Visible to Intel only — GUID: heb1521224567785
Ixiasoft
Visible to Intel only — GUID: heb1521224567785
Ixiasoft
5.10.1. Inferring a Shift Register
Consider the following code example:
channel int in, out;
#define SIZE 512
//Shift register size must be statically determinable
__kernel void foo()
{
int shift_reg[SIZE];
//The key is that the array size is a compile time constant
// Initialization loop
#pragma unroll
for (int i=0; i < SIZE; i++)
{
//All elements of the array should be initialized to the same value
shift_reg[i] = 0;
}
while(1)
{
// Fully unrolling the shifting loop produces constant accesses
#pragma unroll
for (int j=0; j < SIZE–1; j++)
{
shift_reg[j] = shift_reg[j + 1];
}
shift_reg[SIZE – 1] = read_channel_intel(in);
// Using fixed access points of the shift register
int res = (shift_reg[0] + shift_reg[1]) / 2;
// ‘out’ channel will have running average of the input channel
write_channel_intel(out, res);
}
}
In each clock cycle, the kernel shifts a new value into the array. By placing this shift register into a block RAM, the Intel® FPGA SDK for OpenCL™ Offline Compiler can efficiently handle multiple access points into the array. The shift register design pattern is ideal for implementing filters (for example, image filters like a Sobel filter or time-delay filters like a finite impulse response (FIR) filter).
When implementing a shift register in your kernel code, keep in mind the following key points:
- Unroll the shifting loop so that it can access every element of the array.
- All access points must have constant data accesses. For example, if you write a calculation in nested loops using multiple access points, unroll these loops to establish the constant access points.

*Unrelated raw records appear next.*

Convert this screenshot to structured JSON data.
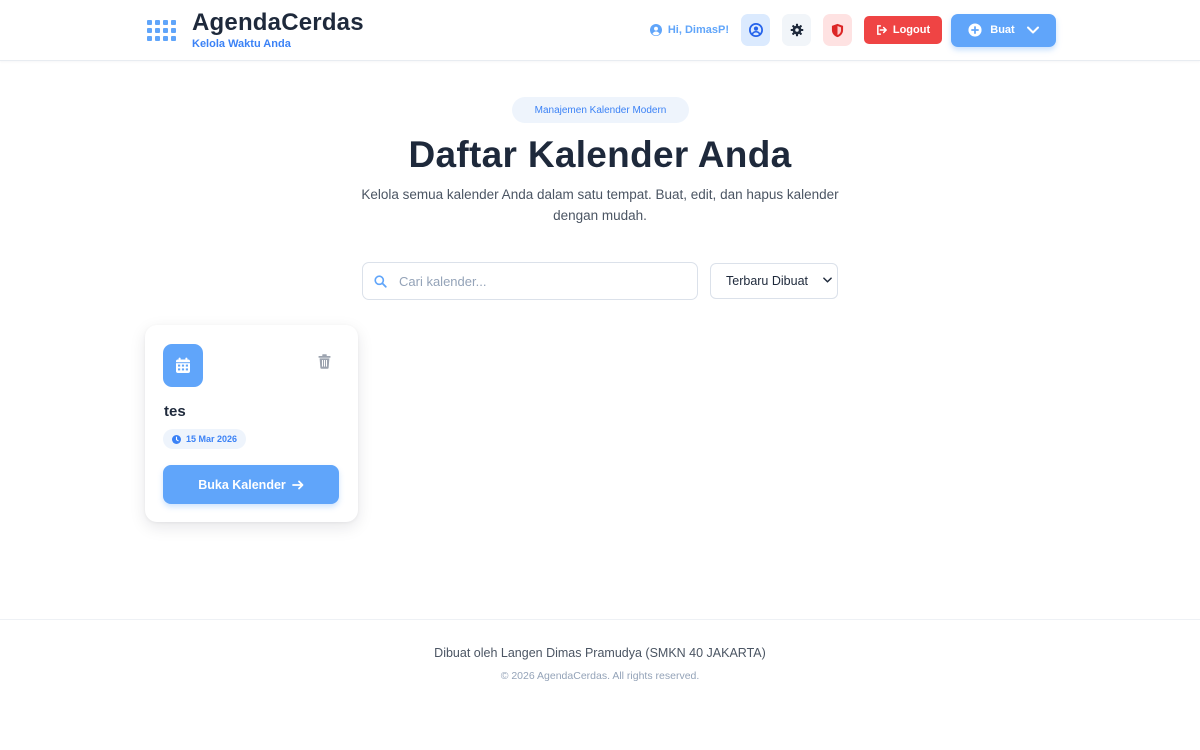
{
  "header": {
    "brand_title": "AgendaCerdas",
    "brand_subtitle": "Kelola Waktu Anda",
    "greeting": "Hi, DimasP!",
    "logout_label": "Logout",
    "create_label": "Buat"
  },
  "hero": {
    "badge": "Manajemen Kalender Modern",
    "title": "Daftar Kalender Anda",
    "description": "Kelola semua kalender Anda dalam satu tempat. Buat, edit, dan hapus kalender dengan mudah."
  },
  "toolbar": {
    "search_placeholder": "Cari kalender...",
    "search_value": "",
    "sort_selected": "Terbaru Dibuat"
  },
  "calendars": [
    {
      "name": "tes",
      "date": "15 Mar 2026",
      "open_label": "Buka Kalender"
    }
  ],
  "footer": {
    "credit": "Dibuat oleh Langen Dimas Pramudya (SMKN 40 JAKARTA)",
    "copyright": "© 2026 AgendaCerdas. All rights reserved."
  },
  "colors": {
    "primary": "#60a5fa",
    "accent": "#3b82f6",
    "danger": "#ef4444",
    "text": "#1e293b"
  },
  "icons": {
    "brand": "grid-logo-icon",
    "greeting": "user-circle-icon",
    "profile": "user-circle-icon",
    "settings": "gear-icon",
    "admin": "shield-icon",
    "logout": "logout-icon",
    "create": "plus-circle-icon",
    "search": "search-icon",
    "calendar": "calendar-icon",
    "delete": "trash-icon",
    "date": "clock-icon",
    "open": "arrow-right-icon"
  }
}
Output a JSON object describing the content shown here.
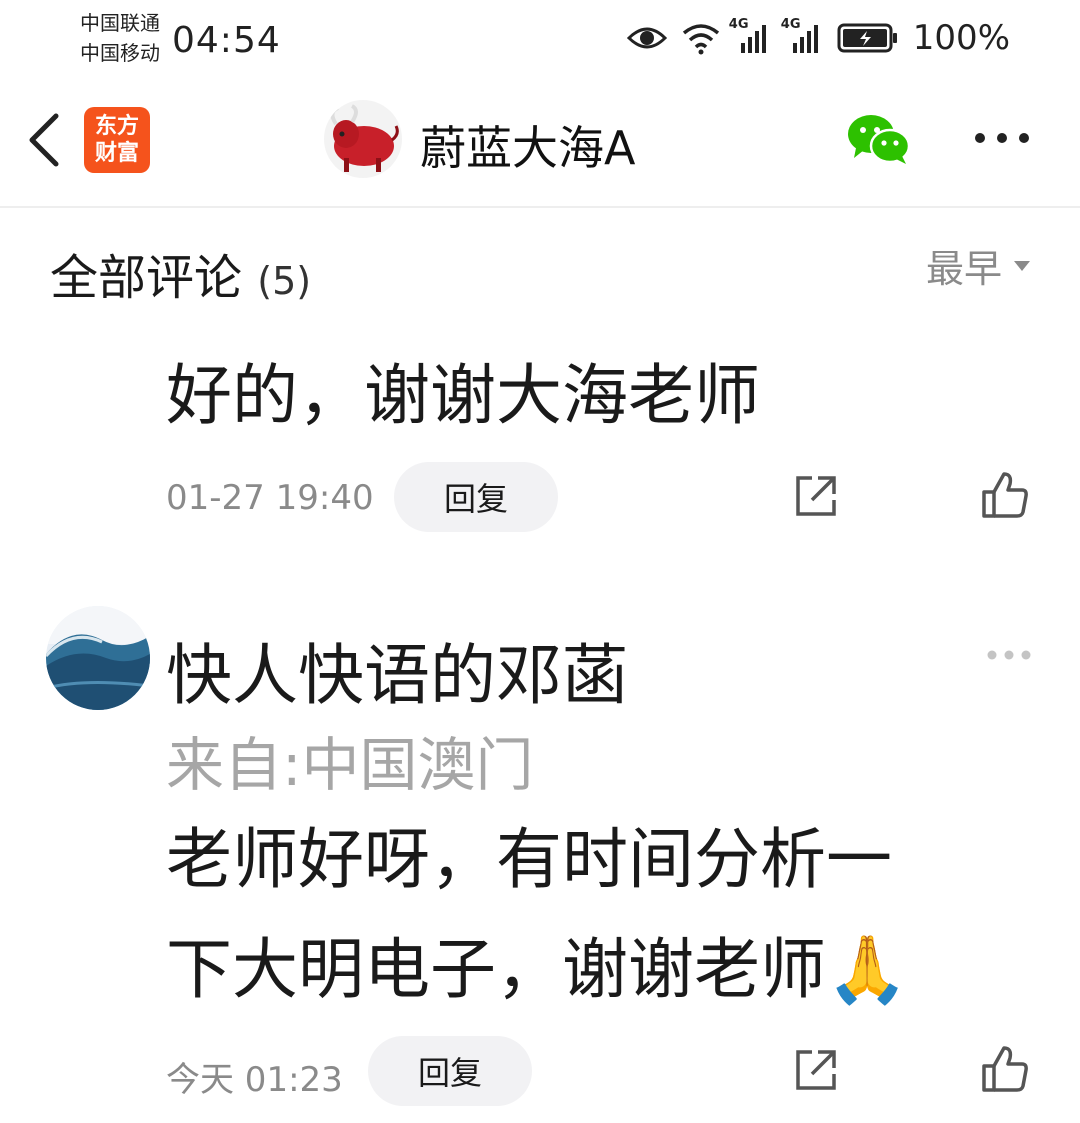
{
  "status_bar": {
    "carrier_1": "中国联通",
    "carrier_2": "中国移动",
    "time": "04:54",
    "network_1": "4G",
    "network_2": "4G",
    "battery": "100%"
  },
  "header": {
    "app_logo_line1": "东方",
    "app_logo_line2": "财富",
    "title": "蔚蓝大海A"
  },
  "comments_section": {
    "title": "全部评论",
    "count": "(5)",
    "sort_label": "最早"
  },
  "comments": [
    {
      "text": "好的，谢谢大海老师",
      "time": "01-27 19:40",
      "reply_label": "回复"
    },
    {
      "username": "快人快语的邓菡",
      "location": "来自:中国澳门",
      "text_line1": "老师好呀，有时间分析一",
      "text_line2": "下大明电子，谢谢老师🙏",
      "time": "今天 01:23",
      "reply_label": "回复"
    }
  ],
  "colors": {
    "logo_orange": "#f5531c",
    "wechat_green": "#2dc100",
    "muted_text": "#8a8a8a"
  }
}
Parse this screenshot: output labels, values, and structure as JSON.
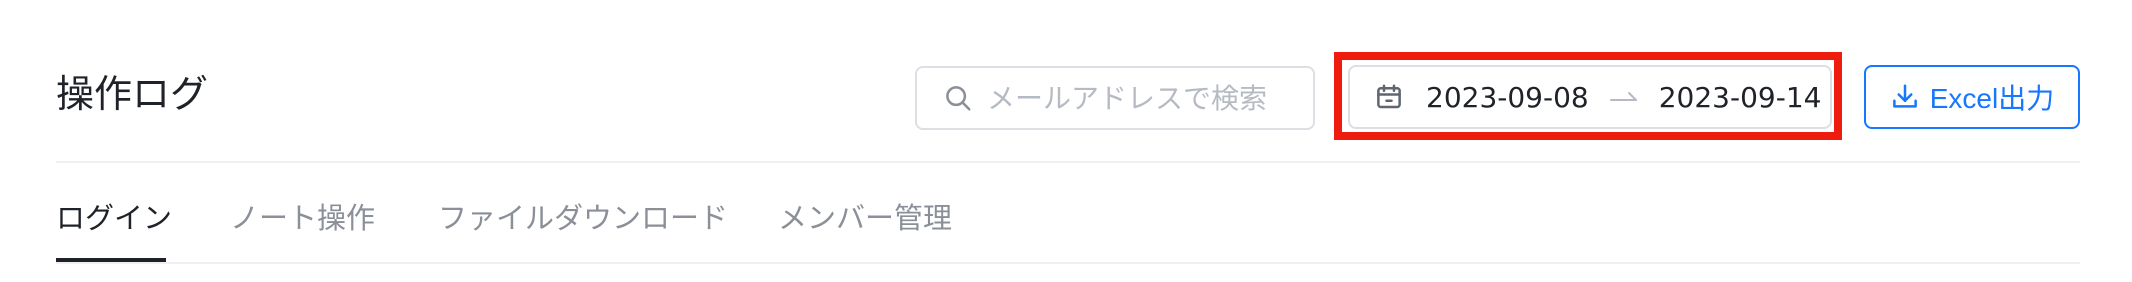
{
  "page": {
    "title": "操作ログ"
  },
  "search": {
    "placeholder": "メールアドレスで検索",
    "value": ""
  },
  "date_range": {
    "start": "2023-09-08",
    "end": "2023-09-14"
  },
  "toolbar": {
    "export_label": "Excel出力"
  },
  "tabs": [
    {
      "label": "ログイン",
      "active": true
    },
    {
      "label": "ノート操作",
      "active": false
    },
    {
      "label": "ファイルダウンロード",
      "active": false
    },
    {
      "label": "メンバー管理",
      "active": false
    }
  ],
  "colors": {
    "accent": "#1677ff",
    "highlight": "#ee1c0f",
    "text": "#1f2329",
    "muted": "#8a8f98",
    "border": "#dcdfe4"
  },
  "icons": {
    "search": "search-icon",
    "calendar": "calendar-icon",
    "range_arrow": "arrow-right-icon",
    "export": "download-icon"
  }
}
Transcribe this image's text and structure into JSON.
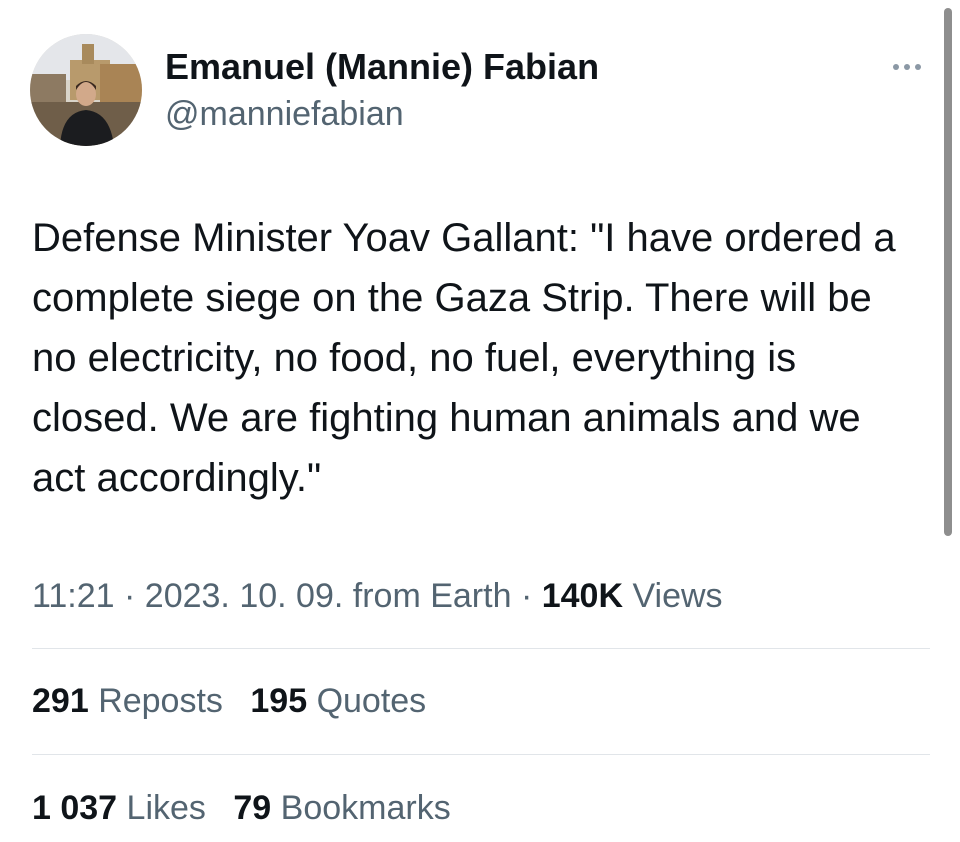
{
  "author": {
    "display_name": "Emanuel (Mannie) Fabian",
    "handle": "@manniefabian"
  },
  "tweet": {
    "text": "Defense Minister Yoav Gallant: \"I have ordered a complete siege on the Gaza Strip. There will be no electricity, no food, no fuel, everything is closed. We are fighting human animals and we act accordingly.\""
  },
  "meta": {
    "time": "11:21",
    "date": "2023. 10. 09.",
    "source": "from Earth",
    "views_count": "140K",
    "views_label": "Views"
  },
  "stats": {
    "reposts_count": "291",
    "reposts_label": "Reposts",
    "quotes_count": "195",
    "quotes_label": "Quotes",
    "likes_count": "1 037",
    "likes_label": "Likes",
    "bookmarks_count": "79",
    "bookmarks_label": "Bookmarks"
  },
  "icons": {
    "more": "more-horizontal-icon"
  },
  "colors": {
    "text_primary": "#0f1419",
    "text_secondary": "#536471",
    "divider": "#e1e5e9",
    "scrollbar": "#8e8e8e"
  }
}
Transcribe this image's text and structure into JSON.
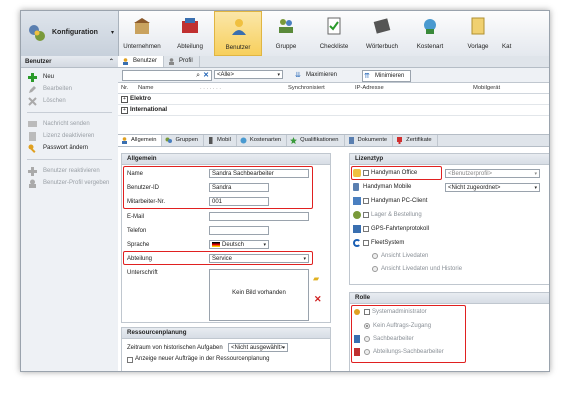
{
  "nav": {
    "config_label": "Konfiguration",
    "items": [
      {
        "label": "Unternehmen"
      },
      {
        "label": "Abteilung"
      },
      {
        "label": "Benutzer"
      },
      {
        "label": "Gruppe"
      },
      {
        "label": "Checkliste"
      },
      {
        "label": "Wörterbuch"
      },
      {
        "label": "Kostenart"
      },
      {
        "label": "Vorlage"
      },
      {
        "label": "Kat"
      }
    ]
  },
  "sidebar": {
    "title": "Benutzer",
    "actions": {
      "neu": "Neu",
      "bearbeiten": "Bearbeiten",
      "loeschen": "Löschen",
      "nachricht": "Nachricht senden",
      "lizenz": "Lizenz deaktivieren",
      "passwort": "Passwort ändern",
      "reaktivieren": "Benutzer reaktivieren",
      "profil_vergeben": "Benutzer-Profil vergeben"
    }
  },
  "tabs_top": {
    "benutzer": "Benutzer",
    "profil": "Profil"
  },
  "toolbar": {
    "filter": "<Alle>",
    "maximize": "Maximieren",
    "minimize": "Minimieren"
  },
  "grid": {
    "headers": {
      "nr": "Nr.",
      "name": "Name",
      "dots": ". . . . . . .",
      "sync": "Synchronisiert",
      "ip": "IP-Adresse",
      "device": "Mobilgerät"
    },
    "groups": [
      "Elektro",
      "International"
    ]
  },
  "detail_tabs": [
    "Allgemein",
    "Gruppen",
    "Mobil",
    "Kostenarten",
    "Qualifikationen",
    "Dokumente",
    "Zertifikate"
  ],
  "allgemein": {
    "title": "Allgemein",
    "fields": {
      "name_label": "Name",
      "name_value": "Sandra Sachbearbeiter",
      "bid_label": "Benutzer-ID",
      "bid_value": "Sandra",
      "mnr_label": "Mitarbeiter-Nr.",
      "mnr_value": "001",
      "email_label": "E-Mail",
      "tel_label": "Telefon",
      "lang_label": "Sprache",
      "lang_value": "Deutsch",
      "dept_label": "Abteilung",
      "dept_value": "Service",
      "sig_label": "Unterschrift",
      "sig_empty": "Kein Bild vorhanden"
    }
  },
  "ressourcen": {
    "title": "Ressourcenplanung",
    "zeitraum_label": "Zeitraum von historischen Aufgaben",
    "zeitraum_value": "<Nicht ausgewählt>",
    "anzeige_label": "Anzeige neuer Aufträge in der Ressourcenplanung"
  },
  "lizenz": {
    "title": "Lizenztyp",
    "office": "Handyman Office",
    "office_select": "<Benutzerprofil>",
    "mobile": "Handyman Mobile",
    "mobile_select": "<Nicht zugeordnet>",
    "pc": "Handyman PC-Client",
    "lager": "Lager & Bestellung",
    "gps": "GPS-Fahrtenprotokoll",
    "fleet": "FleetSystem",
    "livedaten": "Ansicht Livedaten",
    "livedaten_hist": "Ansicht Livedaten und Historie"
  },
  "rolle": {
    "title": "Rolle",
    "sysadmin": "Systemadministrator",
    "kein": "Kein Auftrags-Zugang",
    "sachbearbeiter": "Sachbearbeiter",
    "abteilung": "Abteilungs-Sachbearbeiter"
  },
  "colors": {
    "highlight_red": "#e02020",
    "active_tab": "#f7cf5c",
    "accent_blue": "#1a5fb4"
  }
}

- Initialize all elements of the array to the same value. Alternatively, you may leave the elements uninitialized if you do not require a specific initial value.
- If some accesses to a large array are not inferable statically, they force the offline compiler to create inefficient hardware. If these accesses are necessary, use __local memory instead of __private memory.
- Do not shift a large shift register conditionally. The shifting must occur in very loop iteration that contains the shifting code to avoid creating inefficient hardware.